Son Perde: Kılıçdaroğlu Geri Dönerse?

Diyelim ki 30 Haziran’da mahkeme “Mutlak butlan!” dedi. Kılıçdaroğlu, koltuğuna geri döndü. CHP, bir anda 2010’lara ışınlanır. Kılıçdaroğlu, “Arkadaşlar, sakin olun, önce bir çay içelim” der. Özgür Özel, miting meydanlarında “Haksızlık bu!” diye bağırır. Ekrem İmamoğlu, Silivri’den bir mektup daha yollar: “Kemal Bey, lütfen partiyi kayyuma bırakmayın!”

Ama gerçek mizah burada: CHP, her şeye rağmen ayakta kalır. Çünkü bu parti, kaostan besleniyor. Kılıçdaroğlu dönerse, değişimciler ya yeni bir kurultay için kolları sıvar ya da “Hadi yeni parti kuralım!” diye yola çıkar. Sonuç? CHP, yine gündem olur, yine tartışılır, yine mizah malzemesi çıkar.

Final: Bir CHP Klasiği

CHP’nin kurultay iptal davası, bir tiyatro oyunu gibi. Kemal Kılıçdaroğlu’nun sakinliği, Özgür Özel’in enerjisi, Ekrem İmamoğlu’nun karizması ve parti içi muhalefetin bitmeyen melodisi… Hepsi bir arada, Türk siyasetinin en eğlenceli sahnesini oluşturuyor. 30 Haziran’da ne olacak? Bilmiyorum. Ama bildiğim bir şey var: CHP, her zaman bir şekilde sahnede kalmayı başarıyor. Perde kapanmaz, sadece dekor değişir!
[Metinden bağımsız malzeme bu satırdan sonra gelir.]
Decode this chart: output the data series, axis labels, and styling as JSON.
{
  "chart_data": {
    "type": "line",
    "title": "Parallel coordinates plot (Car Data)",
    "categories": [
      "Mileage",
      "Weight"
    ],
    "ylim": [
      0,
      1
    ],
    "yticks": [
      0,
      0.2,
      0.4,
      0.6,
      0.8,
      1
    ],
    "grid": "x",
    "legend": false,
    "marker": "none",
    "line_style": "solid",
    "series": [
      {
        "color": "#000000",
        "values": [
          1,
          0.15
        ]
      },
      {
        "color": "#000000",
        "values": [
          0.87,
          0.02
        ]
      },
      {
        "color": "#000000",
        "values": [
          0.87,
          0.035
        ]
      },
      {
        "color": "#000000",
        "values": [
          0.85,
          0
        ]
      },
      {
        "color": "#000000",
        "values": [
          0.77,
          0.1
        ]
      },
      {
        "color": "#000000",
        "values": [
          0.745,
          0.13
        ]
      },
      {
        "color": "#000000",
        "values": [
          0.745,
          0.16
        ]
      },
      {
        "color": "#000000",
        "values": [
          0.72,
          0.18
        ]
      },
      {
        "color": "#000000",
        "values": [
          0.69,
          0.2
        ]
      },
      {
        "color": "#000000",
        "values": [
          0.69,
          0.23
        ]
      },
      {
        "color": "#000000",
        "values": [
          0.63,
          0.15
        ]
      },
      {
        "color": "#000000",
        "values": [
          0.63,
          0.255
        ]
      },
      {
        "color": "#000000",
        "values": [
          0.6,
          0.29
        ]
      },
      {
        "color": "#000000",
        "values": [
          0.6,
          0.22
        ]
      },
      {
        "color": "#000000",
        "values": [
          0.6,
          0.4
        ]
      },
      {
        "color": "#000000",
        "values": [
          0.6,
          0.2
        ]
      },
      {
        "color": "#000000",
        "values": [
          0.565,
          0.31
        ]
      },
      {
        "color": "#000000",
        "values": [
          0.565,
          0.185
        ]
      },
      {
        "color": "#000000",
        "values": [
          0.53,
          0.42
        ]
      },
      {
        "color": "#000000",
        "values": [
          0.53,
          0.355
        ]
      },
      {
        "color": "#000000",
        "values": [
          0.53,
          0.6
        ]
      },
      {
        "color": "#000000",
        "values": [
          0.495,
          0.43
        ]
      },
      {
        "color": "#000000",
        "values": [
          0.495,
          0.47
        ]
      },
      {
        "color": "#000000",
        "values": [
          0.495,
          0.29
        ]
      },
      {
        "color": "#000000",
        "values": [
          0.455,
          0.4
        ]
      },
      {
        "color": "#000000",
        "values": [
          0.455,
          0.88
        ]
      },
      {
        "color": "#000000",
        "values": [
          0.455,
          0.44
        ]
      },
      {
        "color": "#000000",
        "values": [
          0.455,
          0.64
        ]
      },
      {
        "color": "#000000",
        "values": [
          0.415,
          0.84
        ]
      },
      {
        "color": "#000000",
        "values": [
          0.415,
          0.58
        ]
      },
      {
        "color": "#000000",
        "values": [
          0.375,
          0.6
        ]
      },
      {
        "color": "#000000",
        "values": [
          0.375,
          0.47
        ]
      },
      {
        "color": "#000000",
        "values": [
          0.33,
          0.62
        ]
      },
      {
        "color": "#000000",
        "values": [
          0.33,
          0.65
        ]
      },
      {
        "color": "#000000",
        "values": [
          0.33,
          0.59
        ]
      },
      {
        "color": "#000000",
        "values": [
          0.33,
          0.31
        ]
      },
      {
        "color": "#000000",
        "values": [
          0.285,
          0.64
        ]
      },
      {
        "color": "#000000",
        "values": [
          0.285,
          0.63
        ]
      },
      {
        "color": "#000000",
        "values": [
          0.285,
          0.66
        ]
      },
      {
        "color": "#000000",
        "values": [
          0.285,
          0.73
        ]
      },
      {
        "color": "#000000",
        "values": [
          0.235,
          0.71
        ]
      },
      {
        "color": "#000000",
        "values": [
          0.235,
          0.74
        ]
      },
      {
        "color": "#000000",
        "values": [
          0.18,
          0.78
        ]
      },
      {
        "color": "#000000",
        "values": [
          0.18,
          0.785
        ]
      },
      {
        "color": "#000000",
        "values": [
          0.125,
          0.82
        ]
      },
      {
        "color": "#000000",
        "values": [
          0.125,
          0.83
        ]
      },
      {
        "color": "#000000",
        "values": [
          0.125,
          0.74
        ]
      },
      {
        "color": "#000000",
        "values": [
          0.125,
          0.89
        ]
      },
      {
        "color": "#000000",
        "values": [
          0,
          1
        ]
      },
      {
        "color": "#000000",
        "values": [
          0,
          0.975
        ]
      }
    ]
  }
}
Not: Bu yazı, tamamen mizahi amaçlıdır. Gerçek olaylar ve kişilerden ilham alınmış, ama biraz da hayal gücü eklenmiştir. CHP’liler, lütfen alınmayın, nasıl ki Fenerbahçe olmasa ligin hem tadı hem anlamı olmazsa, CHP olmadan da siyaset bu kadar renkli olmazdı!